Cook, who described the hatchery operation at a recent meeting of the Bay program's Living Resources Subcommittee, said shad have been an important source of income for the Pamunkeys, whose reservation is located about 40 miles east of Richmond. While they may no longer sell the fish because of the state shad moratorium, they can still catch shad for their own use.

"It was a livelihood -- for food and for sale -- up until two years ago," Cook said. Cook said he hopes the hatchery efforts around the Bay will help end the moratoriums.

In the past few years, hatchery-based shad restoration efforts have begun in all the Bay's major rivers, and all are gearing up to put tens of millions of shad fry -- tiny fish only a few days or weeks old -- into the water this spring.

Those efforts include:

  • In Susquehanna River, the Pennsylvania Fish and Boat Commission's 20-year-old Van Dyke shad hatchery will seek to match its annual goal of releasing 10 million fry into the Juniata River, the largest tributary of the Susquehanna.

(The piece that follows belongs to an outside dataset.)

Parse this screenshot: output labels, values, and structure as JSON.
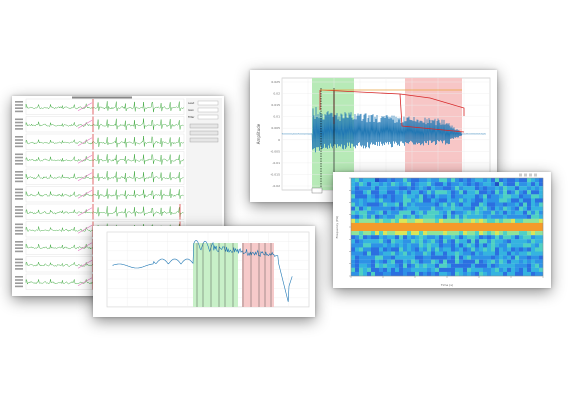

The Susquehanna operation is, after the Pamunkey hatchery, the oldest fish stocking operation in the watershed, dating to 1976.
  • In the Potomac, where 1.2 million shad fry were stocked last year, an effort led by the Interstate Commission on the Potomac River Basin seeks to stock another 1 million this year.
  • In Virginia, a state program operated by the Department of Game and Inland Fisheries, with support from the Virginia Marine Resources Commission, has stocked 9.9 million fry in the past two years, with 7 million of the fish going into the James River, and the rest being returned to the Pamunkey, from which they were taken. This year, officials hope to stock 9 million shad fry, with three quarters going into the James and one quarter into the Pamunkey
  • In Maryland, which began a pilot program in 1993, state Department of Natural Resource officials this year hope to stock between 4 million and 6 million shad in the Patuxent and Choptank rivers.

Despite the activity, the goal is for the hatcheries to work themselves out of business by building a self-sustaining shad population.

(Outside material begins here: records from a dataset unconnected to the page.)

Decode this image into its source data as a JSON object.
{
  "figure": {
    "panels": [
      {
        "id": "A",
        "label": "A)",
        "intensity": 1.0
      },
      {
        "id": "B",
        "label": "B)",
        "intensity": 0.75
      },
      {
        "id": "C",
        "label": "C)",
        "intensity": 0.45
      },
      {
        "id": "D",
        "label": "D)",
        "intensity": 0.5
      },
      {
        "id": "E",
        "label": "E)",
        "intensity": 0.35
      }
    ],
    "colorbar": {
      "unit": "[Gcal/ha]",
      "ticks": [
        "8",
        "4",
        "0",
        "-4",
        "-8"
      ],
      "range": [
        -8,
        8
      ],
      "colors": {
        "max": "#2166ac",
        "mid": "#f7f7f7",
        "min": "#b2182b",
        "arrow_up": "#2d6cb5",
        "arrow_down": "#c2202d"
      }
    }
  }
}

"Hatcheries are only a tool," Spells said. "We don't want to give the public the idea we can restore these populations just by dumping fish. You want to address water quality."

The basic idea behind hatcheries is to help out fish reproduction. Shad, for example, are "broadcast" spawners: Females release eggs into the water and a male fertilizes the area. Only a small percentage of the eggs, anywhere from 5 percent to 35 percent, actually hatch into shad larvae.

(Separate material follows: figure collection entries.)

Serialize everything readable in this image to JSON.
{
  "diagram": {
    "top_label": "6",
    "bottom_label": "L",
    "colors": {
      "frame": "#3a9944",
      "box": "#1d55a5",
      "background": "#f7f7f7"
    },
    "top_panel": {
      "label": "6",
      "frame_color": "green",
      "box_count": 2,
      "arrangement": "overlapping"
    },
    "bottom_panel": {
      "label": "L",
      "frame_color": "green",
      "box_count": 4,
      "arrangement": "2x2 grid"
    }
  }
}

By taking eggs out of female fish and putting them in containers with sperm, the fertilization rate at hatcheries is much higher. And by incubating and rearing eggs in the hatchery, a considerable amount of natural mortality, such as predation on eggs and larvae, is avoided.

While the hatcheries may be able to more efficiently raise fish, a healthy shad population in the Bay would quickly be able to outstrip hatchery production, noted Richard St. Pierre, who coordinates shad restoration efforts on the Susquehanna River for the USF&WS. An adult female, he said, can produce several hundred thousand eggs. "A small number of good spawning fish can overwhelm whatever we can do," St. Pierre said.

But the recovery process will likely be slow. Mike Hendricks, Anadromous Fish Restoration Unit Leader of the Pennsylvania Fish and Boat Commission, said studies during the late 1980s found that it took 443 fry released at the state hatchery to return one spawning adult to the Susquehanna several years later. But by the early 1990s, that had dropped to 409 fry to return one adult.

"I don't know how you feel about those numbers," Hendricks said, "but I used to tell sportsmens" groups that I'd be happy if 1 in 1,000 made it back. We're obviously doing better than that."